Although the synthetic dataset was created to capture clinical variability as comprehensively as possible, it cannot replicate the randomness, noise, or missingness present in real-life hospital settings [28]. There is a need to validate model performance in other healthcare settings with independent clinical datasets to assess the reliability of the model and its scope across different care environments [29]. Although the nutritional supplement variables were intended to mimic real-life behaviors, they remain hypothetical and require validation in future patient-based studies. There are slight indications of overfitting in the residual plots, which suggests some caution is warranted when using the model outside the dataset it was developed with. With validated models in place, clinicians can utilize these predictive models to tailor anesthesia protocols to specific risks, informed by both surgical and physiological factors. These methodologies can significantly reduce the rate of complications, improve resource allocation, decrease the length of hospital stays, and enhance overall patient satisfaction [30]. It may also aid in identifying patients who require additional support during the perioperative period, thereby improving safety while enhancing clinical workflow [30].

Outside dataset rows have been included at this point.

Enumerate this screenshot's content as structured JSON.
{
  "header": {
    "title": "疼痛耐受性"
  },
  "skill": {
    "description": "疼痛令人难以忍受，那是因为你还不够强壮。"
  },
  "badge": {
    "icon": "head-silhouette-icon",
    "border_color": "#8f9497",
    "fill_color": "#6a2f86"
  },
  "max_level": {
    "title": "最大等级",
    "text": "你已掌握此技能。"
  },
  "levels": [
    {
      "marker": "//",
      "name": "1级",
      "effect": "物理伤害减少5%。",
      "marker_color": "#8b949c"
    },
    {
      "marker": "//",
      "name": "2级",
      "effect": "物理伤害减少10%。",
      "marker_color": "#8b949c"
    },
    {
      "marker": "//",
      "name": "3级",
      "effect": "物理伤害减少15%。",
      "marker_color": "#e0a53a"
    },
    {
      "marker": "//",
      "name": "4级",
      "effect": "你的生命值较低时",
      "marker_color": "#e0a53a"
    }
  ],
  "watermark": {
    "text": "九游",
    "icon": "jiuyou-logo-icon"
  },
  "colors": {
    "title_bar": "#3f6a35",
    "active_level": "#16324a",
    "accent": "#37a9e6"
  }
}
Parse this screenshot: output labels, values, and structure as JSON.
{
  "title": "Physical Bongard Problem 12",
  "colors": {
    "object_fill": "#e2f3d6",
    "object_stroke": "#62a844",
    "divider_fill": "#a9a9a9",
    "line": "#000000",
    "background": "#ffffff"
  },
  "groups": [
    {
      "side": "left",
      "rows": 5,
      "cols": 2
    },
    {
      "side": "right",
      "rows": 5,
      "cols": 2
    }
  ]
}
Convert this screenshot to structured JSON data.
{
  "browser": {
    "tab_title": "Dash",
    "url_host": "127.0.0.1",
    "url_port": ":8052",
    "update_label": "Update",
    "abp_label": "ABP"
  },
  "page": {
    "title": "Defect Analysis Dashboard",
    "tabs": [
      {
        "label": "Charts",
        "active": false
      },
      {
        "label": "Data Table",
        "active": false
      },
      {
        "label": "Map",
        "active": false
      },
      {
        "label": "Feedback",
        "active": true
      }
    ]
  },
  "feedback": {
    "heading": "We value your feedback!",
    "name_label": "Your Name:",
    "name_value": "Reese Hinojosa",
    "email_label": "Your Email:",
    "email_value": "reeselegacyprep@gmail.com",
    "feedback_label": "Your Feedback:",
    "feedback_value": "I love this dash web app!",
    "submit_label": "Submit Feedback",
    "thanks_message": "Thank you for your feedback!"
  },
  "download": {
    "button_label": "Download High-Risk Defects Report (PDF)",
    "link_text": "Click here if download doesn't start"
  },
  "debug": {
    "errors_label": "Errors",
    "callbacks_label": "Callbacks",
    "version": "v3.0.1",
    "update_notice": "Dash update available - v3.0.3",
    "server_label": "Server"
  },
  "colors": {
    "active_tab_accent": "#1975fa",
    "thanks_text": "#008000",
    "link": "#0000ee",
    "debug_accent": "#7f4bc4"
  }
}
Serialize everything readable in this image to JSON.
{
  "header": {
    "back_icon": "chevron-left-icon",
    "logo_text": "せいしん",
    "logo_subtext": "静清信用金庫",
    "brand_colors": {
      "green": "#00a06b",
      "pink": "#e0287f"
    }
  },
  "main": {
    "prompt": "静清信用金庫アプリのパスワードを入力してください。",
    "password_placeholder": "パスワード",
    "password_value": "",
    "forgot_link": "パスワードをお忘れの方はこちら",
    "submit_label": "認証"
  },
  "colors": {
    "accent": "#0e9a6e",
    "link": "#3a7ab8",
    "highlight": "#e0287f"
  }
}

Validation of models using multicenter clinical datasets is crucial for assessing their reliability and practical application. Integration with electronic health records and intraoperative monitoring systems can enhance predictive capabilities and streamline workflow alignment. The framework should also incorporate additional postoperative outcomes such as thromboembolic events, respiratory complications, and slow wound healing. Clinical trials are necessary to evaluate the impact of anesthesia predictive models in real-life scenarios and assess their ability to facilitate patient management. The implementation of predictive anesthesia analytics at the system level necessitates proper organizational structure, technology, policy frameworks, computer system interfaces, clinician training, and interdisciplinary collaboration. Healthcare institutions are invited to create interpretable and verifiable machine-learning-based clinical decision support systems that adhere to accepted clinical guidelines and concordant interdisciplinary standards. Surgical databases should include dedicated fields relating to anesthesia for the development of future predictive models. Curriculum-developing bodies should also integrate the fundamentals of algorithm design, model validation, and the socio-political implications of AI in clinical settings.

Conclusions

A successful predictive model could be developed to personalize ophthalmic anesthesia through patient demography, type of surgery, and anesthesia protocols. A synthetic dataset of 350 patients and 75 clinical features was regression analyzed and underwent model validation, proving surgical blood loss, BMI, and platelet count to be the most influential predictors of postoperative recovery outcome. Random forest models gave better predictive performance, though SHAP analysis was translatable. This indicates the possibility of individualized anesthesia protocols that will improve surgical outcomes and recovery profiles of ophthalmic patients and provide a platform for their future clinical validation and application.